Discussion
In the present study, we found a decreased pain threshold with the
progression of OA, increased levels of SP and IL-6 in the serum of OA
rats, activated M1-type microglia in the spinal cord, and increased
expression of pain neurotransmitters. We also demonstrated that HIIT
remarkably down-regulated pain neurotransmitters and proinflammatory
cytokines in OA rats, driven by the M2-type transformation of microglia.
Moreover, the Jak2/Stat3 pathway plays a critical role in microgliosis
and pain. C-A1 can overexpress Jak2 and Stat3, and in rats treated with
OA+C-A1+HIIT, the downregulation of pain neurotransmitters was
significantly less compared to rats treated with OA+HIIT alone.

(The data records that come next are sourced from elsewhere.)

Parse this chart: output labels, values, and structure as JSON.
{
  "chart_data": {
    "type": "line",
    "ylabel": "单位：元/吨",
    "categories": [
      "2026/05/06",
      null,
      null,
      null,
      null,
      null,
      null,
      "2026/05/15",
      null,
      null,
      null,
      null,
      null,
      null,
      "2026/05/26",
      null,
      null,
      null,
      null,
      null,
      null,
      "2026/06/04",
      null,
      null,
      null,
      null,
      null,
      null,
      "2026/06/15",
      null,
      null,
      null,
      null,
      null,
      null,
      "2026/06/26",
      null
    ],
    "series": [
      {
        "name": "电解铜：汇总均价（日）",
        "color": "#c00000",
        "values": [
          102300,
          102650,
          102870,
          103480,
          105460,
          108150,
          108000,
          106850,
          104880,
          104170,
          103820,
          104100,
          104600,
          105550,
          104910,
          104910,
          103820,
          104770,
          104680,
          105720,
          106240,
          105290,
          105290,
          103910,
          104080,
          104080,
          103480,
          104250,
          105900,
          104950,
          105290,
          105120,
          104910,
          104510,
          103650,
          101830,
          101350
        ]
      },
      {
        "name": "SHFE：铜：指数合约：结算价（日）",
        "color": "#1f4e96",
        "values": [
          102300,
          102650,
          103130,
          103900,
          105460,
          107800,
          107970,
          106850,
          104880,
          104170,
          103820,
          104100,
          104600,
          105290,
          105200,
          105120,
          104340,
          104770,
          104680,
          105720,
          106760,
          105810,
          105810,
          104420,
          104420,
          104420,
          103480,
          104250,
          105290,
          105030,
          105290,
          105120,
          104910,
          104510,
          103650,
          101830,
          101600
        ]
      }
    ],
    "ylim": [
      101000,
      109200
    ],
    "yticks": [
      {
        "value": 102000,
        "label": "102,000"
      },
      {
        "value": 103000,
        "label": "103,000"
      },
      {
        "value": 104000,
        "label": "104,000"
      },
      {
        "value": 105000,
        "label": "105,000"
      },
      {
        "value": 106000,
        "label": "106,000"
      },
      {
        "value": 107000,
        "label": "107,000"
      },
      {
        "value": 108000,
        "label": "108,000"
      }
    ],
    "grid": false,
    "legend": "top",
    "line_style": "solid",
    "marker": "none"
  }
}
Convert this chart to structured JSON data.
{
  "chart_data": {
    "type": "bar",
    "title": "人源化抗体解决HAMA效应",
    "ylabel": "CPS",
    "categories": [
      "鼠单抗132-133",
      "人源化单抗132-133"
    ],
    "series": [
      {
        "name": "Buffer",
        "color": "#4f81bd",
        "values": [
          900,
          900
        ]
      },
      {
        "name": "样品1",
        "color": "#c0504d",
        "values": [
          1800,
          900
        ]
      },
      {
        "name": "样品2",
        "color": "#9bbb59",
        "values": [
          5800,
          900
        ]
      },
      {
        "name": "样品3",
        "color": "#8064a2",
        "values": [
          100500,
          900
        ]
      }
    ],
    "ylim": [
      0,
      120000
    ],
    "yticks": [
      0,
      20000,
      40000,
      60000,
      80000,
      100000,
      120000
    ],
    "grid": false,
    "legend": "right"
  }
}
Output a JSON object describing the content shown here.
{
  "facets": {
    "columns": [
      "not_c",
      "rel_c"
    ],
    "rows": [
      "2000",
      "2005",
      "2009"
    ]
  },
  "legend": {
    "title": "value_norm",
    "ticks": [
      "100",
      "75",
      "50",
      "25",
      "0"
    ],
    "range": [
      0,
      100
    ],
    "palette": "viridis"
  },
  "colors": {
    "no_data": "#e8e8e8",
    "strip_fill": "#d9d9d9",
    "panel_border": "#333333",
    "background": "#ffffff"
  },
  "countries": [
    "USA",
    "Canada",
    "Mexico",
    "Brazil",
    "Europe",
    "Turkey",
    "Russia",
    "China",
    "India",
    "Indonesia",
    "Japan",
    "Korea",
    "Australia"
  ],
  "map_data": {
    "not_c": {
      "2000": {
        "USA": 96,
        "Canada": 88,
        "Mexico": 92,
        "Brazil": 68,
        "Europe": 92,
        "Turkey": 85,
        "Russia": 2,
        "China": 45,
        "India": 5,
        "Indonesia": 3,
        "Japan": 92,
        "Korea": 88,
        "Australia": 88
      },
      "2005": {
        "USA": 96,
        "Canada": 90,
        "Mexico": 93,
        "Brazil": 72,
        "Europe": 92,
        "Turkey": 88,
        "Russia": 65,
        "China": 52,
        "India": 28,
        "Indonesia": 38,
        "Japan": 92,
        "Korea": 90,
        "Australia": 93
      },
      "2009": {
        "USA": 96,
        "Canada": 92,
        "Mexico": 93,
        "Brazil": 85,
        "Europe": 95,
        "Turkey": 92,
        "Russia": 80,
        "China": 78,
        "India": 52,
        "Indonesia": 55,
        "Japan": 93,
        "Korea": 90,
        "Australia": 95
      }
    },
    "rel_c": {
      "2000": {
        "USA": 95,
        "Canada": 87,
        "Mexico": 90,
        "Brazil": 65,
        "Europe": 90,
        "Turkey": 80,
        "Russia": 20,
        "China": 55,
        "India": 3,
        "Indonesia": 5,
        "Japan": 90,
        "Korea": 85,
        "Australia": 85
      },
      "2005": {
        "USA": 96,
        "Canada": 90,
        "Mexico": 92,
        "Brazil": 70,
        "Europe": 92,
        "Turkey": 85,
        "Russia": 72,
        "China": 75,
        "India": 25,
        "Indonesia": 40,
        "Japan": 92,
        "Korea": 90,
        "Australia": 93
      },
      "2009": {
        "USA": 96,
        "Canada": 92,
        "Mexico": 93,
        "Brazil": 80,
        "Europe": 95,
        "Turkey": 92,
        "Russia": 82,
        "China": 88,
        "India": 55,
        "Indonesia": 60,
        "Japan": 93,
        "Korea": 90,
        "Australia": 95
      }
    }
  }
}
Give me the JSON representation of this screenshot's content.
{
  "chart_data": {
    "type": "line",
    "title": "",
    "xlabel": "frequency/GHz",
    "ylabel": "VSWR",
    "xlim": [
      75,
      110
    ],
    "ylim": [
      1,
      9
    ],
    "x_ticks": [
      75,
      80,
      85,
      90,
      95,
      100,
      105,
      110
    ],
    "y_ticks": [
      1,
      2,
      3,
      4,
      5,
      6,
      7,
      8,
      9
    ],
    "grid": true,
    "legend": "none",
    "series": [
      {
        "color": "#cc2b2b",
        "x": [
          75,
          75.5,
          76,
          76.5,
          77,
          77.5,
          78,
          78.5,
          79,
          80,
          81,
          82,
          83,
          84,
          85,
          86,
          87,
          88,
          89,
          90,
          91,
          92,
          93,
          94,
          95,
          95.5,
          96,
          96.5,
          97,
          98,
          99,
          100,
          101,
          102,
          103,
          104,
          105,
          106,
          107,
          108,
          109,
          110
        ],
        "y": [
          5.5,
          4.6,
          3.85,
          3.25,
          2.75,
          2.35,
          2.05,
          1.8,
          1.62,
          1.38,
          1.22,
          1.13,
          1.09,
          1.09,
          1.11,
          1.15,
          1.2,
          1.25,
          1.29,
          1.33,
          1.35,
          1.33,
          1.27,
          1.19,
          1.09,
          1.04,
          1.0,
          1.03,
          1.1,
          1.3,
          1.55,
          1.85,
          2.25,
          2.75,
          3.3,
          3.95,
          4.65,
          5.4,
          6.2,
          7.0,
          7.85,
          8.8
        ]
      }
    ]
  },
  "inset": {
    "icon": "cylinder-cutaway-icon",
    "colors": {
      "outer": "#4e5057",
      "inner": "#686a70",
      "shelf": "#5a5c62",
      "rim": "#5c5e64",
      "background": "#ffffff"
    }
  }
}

Therefore, HIIT promotes the phenotypic transformation of microglia
through the Jak2/Stat3 signaling pathway and mitigates inflammatory
responses.
Microglia activation plays a key role in the development of pain. At the
early stage of injury, microglia usually differentiate into M1-type and
release proinflammatory cytokines. While M2-type microglia can inhibit
inflammation and increase antiinflammatory mediators, promoting tissue
repair and regulating the neuronal release of pain-causing substances
[28-30]. In this study, we found that there was an M1-type of
microglia in the CNS of OA rats and that HIIT promoted the pheno-typic
transformations of microglia, thereby alleviating the OA-induced
neuroinflammatory response and suppressing pain. These findings suggest
that HIIT exerts a pain-relieving effect by regulating the pheno-typic
transformations of microglia and balancing anti-inflammatory and
pro-inflammatory cytokines.
We found the differential proteins, such as Stat1, Stat2, Stat5b, Stat6,
Sos1, and Pdgfrb, through the PPI method in OA and OA+HIIT rats, and
most genes were related to the Stat family. Then we analyzed the top 20
pathways between the two groups by KEGG enrichment, among which the
pathway Jak2/Stat3 was screened. Previous studies have shown that
microglial activation was affected by multiple pathways, and activation
of the Jak2/Stat3 pathway may be the main pathway leading to microglial
transformation [31, 32]. We found that HIIT can reduce the
expression of Jak2 and Stat3. To investigate that HIIT relieves chronic
pain by driving the pheno-typic transformations of microglia via the
Jak2/Stat3 pathway in OA rats. We overexpressed the Jak/Stat pathway by
intraperitoneal injection of C-A1 and then provided HIIT intervention.
Our results suggest that HIIT promoted the transformation of microglia
from the M1 to the M2 type and that the expression levels of
inflammatory factors and pain neurotransmitters were down-regulated. The
pain neurotransmitters in OA+C-A1+HIIT rats showed a significant
decrease compared to those in OA+HIIT rats. Although C-A1 might
exacerbate the inflammatory response in the short term, HIIT could
potentially counteract these effects over a longer period or with
increased exercise intensity, thereby yielding significant
anti-inflammatory outcomes. Taken together, HIIT promotes
the pheno-typic transformations of microglia through the Jak2/Stat3
signalling pathway and affects the release of pain-causing
neurotransmitters and proinflammatory cytokines.
A major limitation of this study is the lack of effects of
proinflammatory cytokines in the joint synovium of OA rats on pain. Pain
caused by OA is mediated by a variety of factors, including changes in
joint structure [33], secretion of proinflammatory cytokines in
articular cartilage, synovium, and muscles [34, 35], and release of
neurotransmitters from peripheral and central neurons [36],
microglia phenotype transformation, and ion channel changes [37]. In
the future study, we will continue to explore the effects of HIIT on the
muscle, synovial membrane and synovial fluid of OA rats and the
underlying mechanisms. Furthermore, male rats were chosen for this study
due to their greater behavioral and physiological stability compared to
female rats, as well as their lesser vulnerability to hormonal
fluctuations. As a simple and non-invasive treatment method, HIIT can
not only reduce levels of inflammatory cytokines and pain
neurotransmitters in the CNS, but also improve muscle strength and
further delay the degeneration of articular cartilage [38, 39].
Compared with regular exercise, HIIT has the highest level of exercise
efficiency and exercise performance [40], providing new insights
into the molecular mechanisms and diagnosis and treatment for OA. It is
worth noting that weight-bearing running is not suitable for patients
with severe deformities of OA. Therefore, we could prescribe HIIT
exercise on a anti-gravity treadmill or power bicycle in future clinical
trials.
In conclusion, our findings provide substantial evidence that HIIT
improves OA-associated inflammation by regulating the phenotypic
transformations of microglia via the Jak2/Stat3 signaling pathway.